If WiredTiger crashes during a checkpoint after updating the metadata file but before completing the checkpoint in PALI, restarting WiredTiger and picking up the latest completed checkpoint would result in us having inconsistent timestamps.

This is how it happens:

1. Set the stable timestamp to T1
2. Create a checkpoint
3. Do some writes
4. Set the stable timestamp to T2
5. Create a checkpoint. This time, crash after the metadata table and the turtle file are updated to reflect stable timestamp T2, but before the checkpoint completes in PALI.
6. Restart WiredTiger (without lose_all_my_data), which will result in WiredTiger setting the stable timestamp to T2 from the metadata table.
7. Pick up the latest completed checkpoint from PALI, which results in picking up a checkpoint with timestamp T1 < T2.

This will result in a data inconsistency, as the local tables reflect stable timestamp T2 while the shared tables reflect timestamp T1. The caller would probably want to set the stable timestamp to T1 based on the picked-up checkpoint, which will result in the stable timestamp moving backwards, and that could be dangerous. Please refer to WT-16711 for more details.

To solve this problem, we need to make the checkpoint completion in PALI and on disk atomic.

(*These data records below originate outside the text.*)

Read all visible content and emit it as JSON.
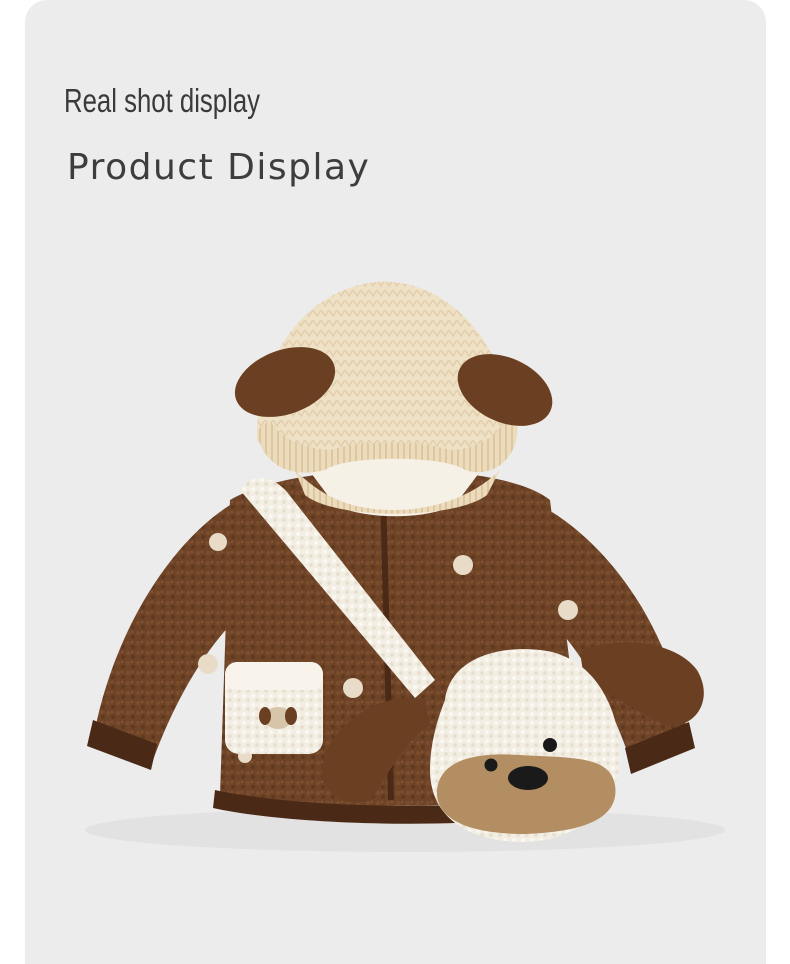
{
  "header": {
    "subtitle": "Real shot display",
    "title": "Product Display"
  },
  "colors": {
    "background": "#ececec",
    "fleece_brown": "#6b4124",
    "knit_cream": "#efe2c8",
    "bag_cream": "#f3ede2"
  },
  "product": {
    "description_icon": "brown-fleece-hooded-jacket-with-dog-bag"
  }
}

One way to do this might be:

• Before updating the turtle file, save the previous contents to WiredTiger.turtle.prev. Then update the turtle file as usual.
• Complete the checkpoint in PALI.
• Remove WiredTiger.turtle.prev.

Then, during recovery:

• If WiredTiger.turtle.prev is not found, proceed as usual.
• Otherwise, fetch the metadata of the latest checkpoint from PALI, and compare them to the metadata from WiredTiger.turtle.prev.
• If the metadata match WiredTiger.turtle.prev, then use WiredTiger.turtle.prev instead of WiredTiger.turtle. Otherwise use WiredTiger.turtle as usual.

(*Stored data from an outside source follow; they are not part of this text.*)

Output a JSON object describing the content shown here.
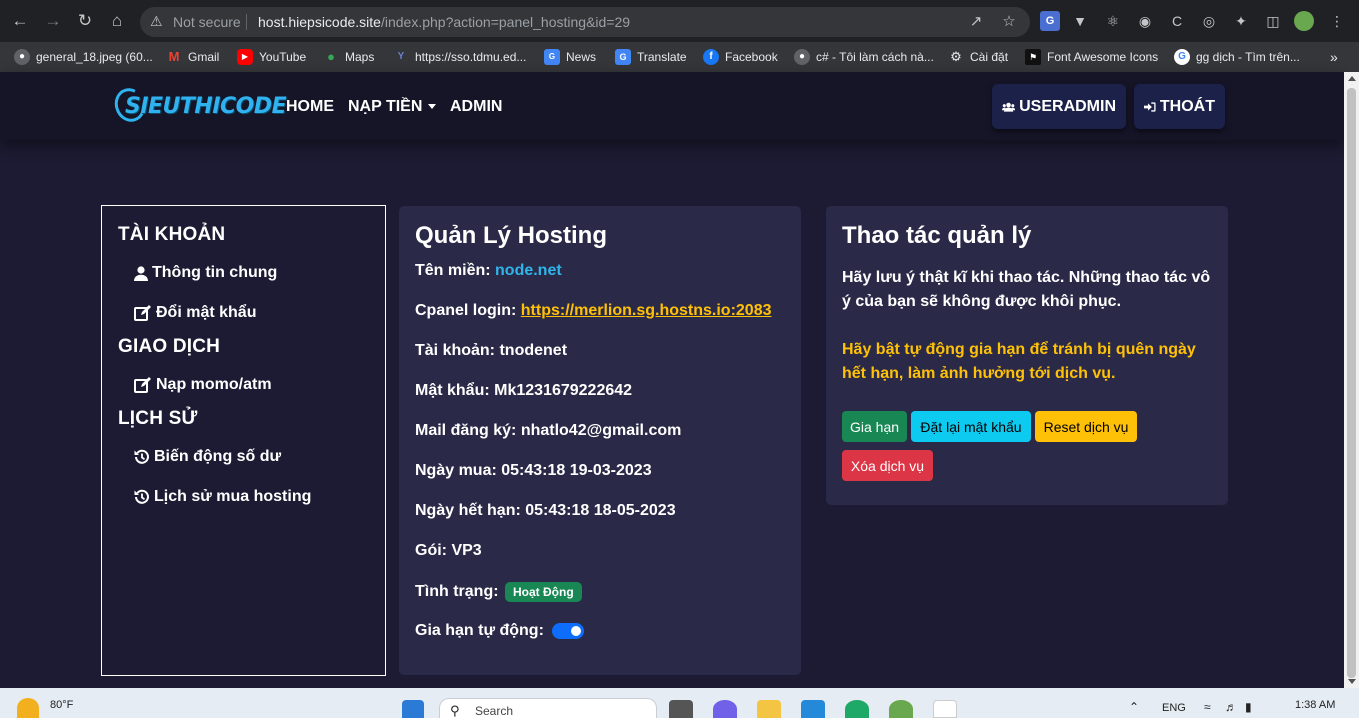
{
  "browser": {
    "not_secure": "Not secure",
    "url_host": "host.hiepsicode.site",
    "url_path": "/index.php?action=panel_hosting&id=29",
    "bookmarks": [
      {
        "label": "general_18.jpeg (60...",
        "icon": "globe-icon",
        "color": "#5f6368"
      },
      {
        "label": "Gmail",
        "icon": "gmail-icon",
        "color": "#ea4335"
      },
      {
        "label": "YouTube",
        "icon": "youtube-icon",
        "color": "#ff0000"
      },
      {
        "label": "Maps",
        "icon": "maps-icon",
        "color": "#34a853"
      },
      {
        "label": "https://sso.tdmu.ed...",
        "icon": "tdmu-icon",
        "color": "#3c4fa0"
      },
      {
        "label": "News",
        "icon": "news-icon",
        "color": "#4285f4"
      },
      {
        "label": "Translate",
        "icon": "translate-icon",
        "color": "#4285f4"
      },
      {
        "label": "Facebook",
        "icon": "facebook-icon",
        "color": "#1877f2"
      },
      {
        "label": "c# - Tôi làm cách nà...",
        "icon": "globe-icon",
        "color": "#5f6368"
      },
      {
        "label": "Cài đặt",
        "icon": "gear-icon",
        "color": "#5f6368"
      },
      {
        "label": "Font Awesome Icons",
        "icon": "fontawesome-icon",
        "color": "#111111"
      },
      {
        "label": "gg dịch - Tìm trên...",
        "icon": "google-icon",
        "color": "#ffffff"
      }
    ],
    "more_bookmarks": "»"
  },
  "header": {
    "logo_text": "SIEUTHICODE",
    "menu": {
      "home": "HOME",
      "nap_tien": "NẠP TIỀN",
      "admin": "ADMIN"
    },
    "user_button": "USERADMIN",
    "logout_button": "THOÁT"
  },
  "sidebar": {
    "section_account": "TÀI KHOẢN",
    "link_info": "Thông tin chung",
    "link_password": "Đổi mật khẩu",
    "section_transaction": "GIAO DỊCH",
    "link_topup": "Nạp momo/atm",
    "section_history": "LỊCH SỬ",
    "link_balance": "Biến động số dư",
    "link_purchase": "Lịch sử mua hosting"
  },
  "hosting": {
    "title": "Quản Lý Hosting",
    "domain_label": "Tên miền:",
    "domain_value": "node.net",
    "cpanel_label": "Cpanel login:",
    "cpanel_value": "https://merlion.sg.hostns.io:2083",
    "account_label": "Tài khoản:",
    "account_value": "tnodenet",
    "password_label": "Mật khẩu:",
    "password_value": "Mk1231679222642",
    "mail_label": "Mail đăng ký:",
    "mail_value": "nhatlo42@gmail.com",
    "buy_date_label": "Ngày mua:",
    "buy_date_value": "05:43:18 19-03-2023",
    "expiry_label": "Ngày hết hạn:",
    "expiry_value": "05:43:18 18-05-2023",
    "plan_label": "Gói:",
    "plan_value": "VP3",
    "status_label": "Tình trạng:",
    "status_value": "Hoạt Động",
    "auto_renew_label": "Gia hạn tự động:",
    "auto_renew_on": true
  },
  "actions": {
    "title": "Thao tác quản lý",
    "warning": "Hãy lưu ý thật kĩ khi thao tác. Những thao tác vô ý của bạn sẽ không được khôi phục.",
    "notice": "Hãy bật tự động gia hạn để tránh bị quên ngày hết hạn, làm ảnh hưởng tới dịch vụ.",
    "btn_renew": "Gia hạn",
    "btn_reset_password": "Đặt lại mật khẩu",
    "btn_reset_service": "Reset dịch vụ",
    "btn_delete": "Xóa dịch vụ",
    "colors": {
      "renew": "#198754",
      "reset_password": "#0dcaf0",
      "reset_service": "#ffc107",
      "delete": "#dc3545",
      "notice_text": "#ffc107"
    }
  },
  "taskbar": {
    "weather": "80°F",
    "search_placeholder": "Search",
    "language": "ENG",
    "time": "1:38 AM"
  }
}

We can (and arguably, should) skip this process if lose_all_my_data is true, as in that case, we do not make any guarantees about data consistency anyways. This will significantly lower the risk of proceeding with this work.

There is a possibility that the metadata in the checkpoint will be newer than WiredTiger.turtle, which will happen if another node stepped up in the meantime and created a new checkpoint; dealing with this situation would be the application's responsibility. We should never be in the situation where the metadata of the checkpoint from PALI is between WiredTiger.turtle.prev and WiredTiger.turtle, because that would mean that another node created a checkpoint while the original node was still a leader.

If we decide to implement this, we should roll back the test change in WT-16711. This would provide us with a good and fairly reproducible test for this scenario.

Making this change will enable us to get more robust crash testing, such as timestamp_abort.